Rosina Davis v SSHD: High Court rules on lawfulness of Heathrow airport detention

Border Force stop marker policy found lawful, but SSHD in breach of own corrective mechanism and public sector equality duty
The High Court has handed down its judgement in R (Rosina Davis) v Secretary of State for the Home Department [2026] EWHC 1329 (Admin), a judicial review arising from the detention of a Ghanaian national at Heathrow Airport in August 2023. Mr Justice Cavanagh, sitting in the Administrative Court, found for the claimant on two of six grounds, holding that the Home Office had breached its own policy and the public sector equality duty, but rejecting challenges to the underlying detention policy and to Convention rights.
The facts
Ms Davis, a Ghanaian national with limited leave to remain as the primary carer of a British citizen child, was detained at Terminal 5 on 20 August 2023 following a holiday in Spain. A "STOP" marker on the Home Office Warnings Index had been triggered by the refusal of her application for leave under the EU Settlement Scheme Zambrano route in January 2023. That refusal had not invalidated her pre-existing leave to remain on family life grounds, granted three days earlier. The STOP marker should have been removed when she had previously entered the United Kingdom in March 2023, but was not, due to what the court found to be human error. Ms Davis was moved from the Primary Control Point to a Controlled Waiting Area and detained for 30 minutes, the court preferring the Home Office's computer records over the claimant's account of 47 minutes.

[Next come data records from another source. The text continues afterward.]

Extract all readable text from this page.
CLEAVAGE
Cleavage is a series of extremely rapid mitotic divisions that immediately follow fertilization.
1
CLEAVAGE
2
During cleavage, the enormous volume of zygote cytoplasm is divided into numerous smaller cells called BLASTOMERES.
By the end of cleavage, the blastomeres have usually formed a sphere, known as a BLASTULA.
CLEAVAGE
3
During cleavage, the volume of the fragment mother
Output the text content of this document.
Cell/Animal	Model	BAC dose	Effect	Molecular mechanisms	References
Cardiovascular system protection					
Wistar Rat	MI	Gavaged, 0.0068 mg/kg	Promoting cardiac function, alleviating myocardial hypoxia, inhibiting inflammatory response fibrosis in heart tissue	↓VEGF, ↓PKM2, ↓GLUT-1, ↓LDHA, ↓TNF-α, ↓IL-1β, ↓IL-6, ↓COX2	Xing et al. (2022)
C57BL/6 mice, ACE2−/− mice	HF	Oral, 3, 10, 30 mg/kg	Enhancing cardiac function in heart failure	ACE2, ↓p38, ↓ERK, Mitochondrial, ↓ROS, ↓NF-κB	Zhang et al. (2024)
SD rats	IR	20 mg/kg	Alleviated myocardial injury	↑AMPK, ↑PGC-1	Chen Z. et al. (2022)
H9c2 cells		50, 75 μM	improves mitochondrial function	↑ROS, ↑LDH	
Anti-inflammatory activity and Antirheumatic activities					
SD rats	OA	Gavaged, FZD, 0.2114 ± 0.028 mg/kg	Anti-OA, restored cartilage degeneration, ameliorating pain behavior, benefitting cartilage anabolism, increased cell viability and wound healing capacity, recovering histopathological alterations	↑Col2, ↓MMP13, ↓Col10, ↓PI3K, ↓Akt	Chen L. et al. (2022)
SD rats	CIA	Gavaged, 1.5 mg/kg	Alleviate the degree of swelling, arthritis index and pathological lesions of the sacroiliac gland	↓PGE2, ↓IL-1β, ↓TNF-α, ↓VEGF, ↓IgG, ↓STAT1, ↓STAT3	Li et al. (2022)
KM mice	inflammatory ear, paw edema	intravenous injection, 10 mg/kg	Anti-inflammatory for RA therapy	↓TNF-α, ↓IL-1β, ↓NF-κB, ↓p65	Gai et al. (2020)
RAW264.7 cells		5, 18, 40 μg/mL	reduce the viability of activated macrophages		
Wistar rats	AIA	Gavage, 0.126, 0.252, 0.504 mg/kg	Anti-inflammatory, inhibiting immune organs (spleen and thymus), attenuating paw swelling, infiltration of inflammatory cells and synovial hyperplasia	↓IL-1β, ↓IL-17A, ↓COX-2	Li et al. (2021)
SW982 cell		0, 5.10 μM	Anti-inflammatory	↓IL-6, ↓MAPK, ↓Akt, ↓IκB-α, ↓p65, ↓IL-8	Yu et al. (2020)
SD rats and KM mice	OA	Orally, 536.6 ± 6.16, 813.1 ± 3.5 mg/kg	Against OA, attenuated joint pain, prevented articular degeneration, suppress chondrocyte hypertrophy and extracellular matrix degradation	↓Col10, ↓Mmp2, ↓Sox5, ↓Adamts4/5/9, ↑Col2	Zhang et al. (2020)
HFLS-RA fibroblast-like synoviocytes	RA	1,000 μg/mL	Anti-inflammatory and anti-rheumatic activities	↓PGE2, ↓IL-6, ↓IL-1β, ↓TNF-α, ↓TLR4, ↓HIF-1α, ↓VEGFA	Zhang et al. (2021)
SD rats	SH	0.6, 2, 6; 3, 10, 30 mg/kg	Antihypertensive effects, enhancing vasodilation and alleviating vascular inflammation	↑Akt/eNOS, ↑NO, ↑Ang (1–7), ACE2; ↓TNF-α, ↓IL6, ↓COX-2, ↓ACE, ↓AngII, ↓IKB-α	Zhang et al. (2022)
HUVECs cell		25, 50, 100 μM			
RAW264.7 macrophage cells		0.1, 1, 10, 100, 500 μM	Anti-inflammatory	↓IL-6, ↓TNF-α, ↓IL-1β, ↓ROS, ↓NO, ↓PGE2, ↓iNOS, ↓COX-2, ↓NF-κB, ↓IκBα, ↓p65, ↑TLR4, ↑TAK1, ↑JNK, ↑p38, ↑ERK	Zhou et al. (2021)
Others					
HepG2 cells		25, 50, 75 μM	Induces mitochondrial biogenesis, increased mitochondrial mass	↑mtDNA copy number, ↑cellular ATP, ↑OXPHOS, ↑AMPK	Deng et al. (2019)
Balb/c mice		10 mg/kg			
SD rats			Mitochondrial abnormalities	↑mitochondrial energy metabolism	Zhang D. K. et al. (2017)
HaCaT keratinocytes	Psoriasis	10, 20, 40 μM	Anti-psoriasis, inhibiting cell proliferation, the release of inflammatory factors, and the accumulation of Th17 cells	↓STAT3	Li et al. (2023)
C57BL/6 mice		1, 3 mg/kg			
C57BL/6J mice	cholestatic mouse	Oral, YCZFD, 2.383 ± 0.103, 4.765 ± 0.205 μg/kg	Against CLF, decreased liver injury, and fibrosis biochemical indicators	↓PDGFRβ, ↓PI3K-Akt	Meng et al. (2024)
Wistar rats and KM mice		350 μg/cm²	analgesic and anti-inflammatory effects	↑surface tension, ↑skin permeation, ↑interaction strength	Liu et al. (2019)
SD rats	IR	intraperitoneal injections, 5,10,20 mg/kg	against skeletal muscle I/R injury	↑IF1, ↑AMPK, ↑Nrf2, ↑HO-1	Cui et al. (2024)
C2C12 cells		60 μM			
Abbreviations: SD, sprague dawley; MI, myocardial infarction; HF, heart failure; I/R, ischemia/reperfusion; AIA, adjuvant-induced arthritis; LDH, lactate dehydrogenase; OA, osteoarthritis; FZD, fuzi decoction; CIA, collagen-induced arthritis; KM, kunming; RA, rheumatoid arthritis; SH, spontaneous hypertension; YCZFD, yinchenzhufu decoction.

Grounds 1A and 1B: policy lawfulness and publication
The claimant argued that the policy of placing negative immigration markers against individuals in her position, which automatically triggered detention regardless of extant leave to remain, was unlawful and should have been published. Cavanagh J rejected both submissions. Applying R (A) v SSHD [2021] UKSC 37, he held that the policy did not positively authorise unlawful conduct in a material and identifiable number of cases. Unlike the policy condemned in R (MXK and SSB) v SSHD [2023] EWHC 1272, where detention was linked to NHS debts wholly irrelevant to border control, a prior immigration refusal could legitimately signal a need for further examination. The inability of Border Force Officers to access full immigration records at the Primary Control Point was, in the court's view, precisely why the statutory power of detention under Schedule 2 to the Immigration Act 1971 existed, and Parliament had clearly envisaged that information gaps would necessitate short detentions. On publication, Cavanagh J held that there were obvious national security reasons against disclosing operational guidance to Border Force Officers, and no inconsistency with any published policy that would have required transparency under R (Lumba) v SSHD [2011] UKSC 12.
Ground 2A: breach of corrective mechanism
The claimant succeeded on the ground that the Home Office had failed to delete the STOP marker following her March 2023 entry, in breach of its own policy. The court found this was attributable to human error and that, absent the failure, the August 2023 detention would not have occurred. Applying Lumba, Cavanagh J held that the claimant had a legitimate expectation that policy would be followed and that the breach rendered the subsequent detention unlawful and constituted false imprisonment.
Ground 3: Convention rights
Neither Article 5 nor Article 8 of the ECHR was found to be engaged. Drawing on the European Court of Human Rights decisions in Gahramanov v Azerbaijan and ZA v Russia (Grand Chamber), the court held that a short detention at a port of entry to clarify a passenger's status did not amount to a deprivation of liberty. Cavanagh J further expressed considerable scepticism that Article 8 could be engaged in circumstances where Article 5 was not, given that the detention was the primary interference and not any form of personal search.
Ground 4: public sector equality duty
The SSHD conceded a continuing breach of section 149 of the Equality Act 2010, confirming that no completed equality impact assessment existed for the exercise of Schedule 2 powers, more than three years after Chamberlain J had identified the same failing in MXK. Cavanagh J declined to withhold declaratory relief simply because an assessment was in progress, noting the absence of urgency since that earlier judgement.
The case will proceed to a consequential matters hearing on remedy.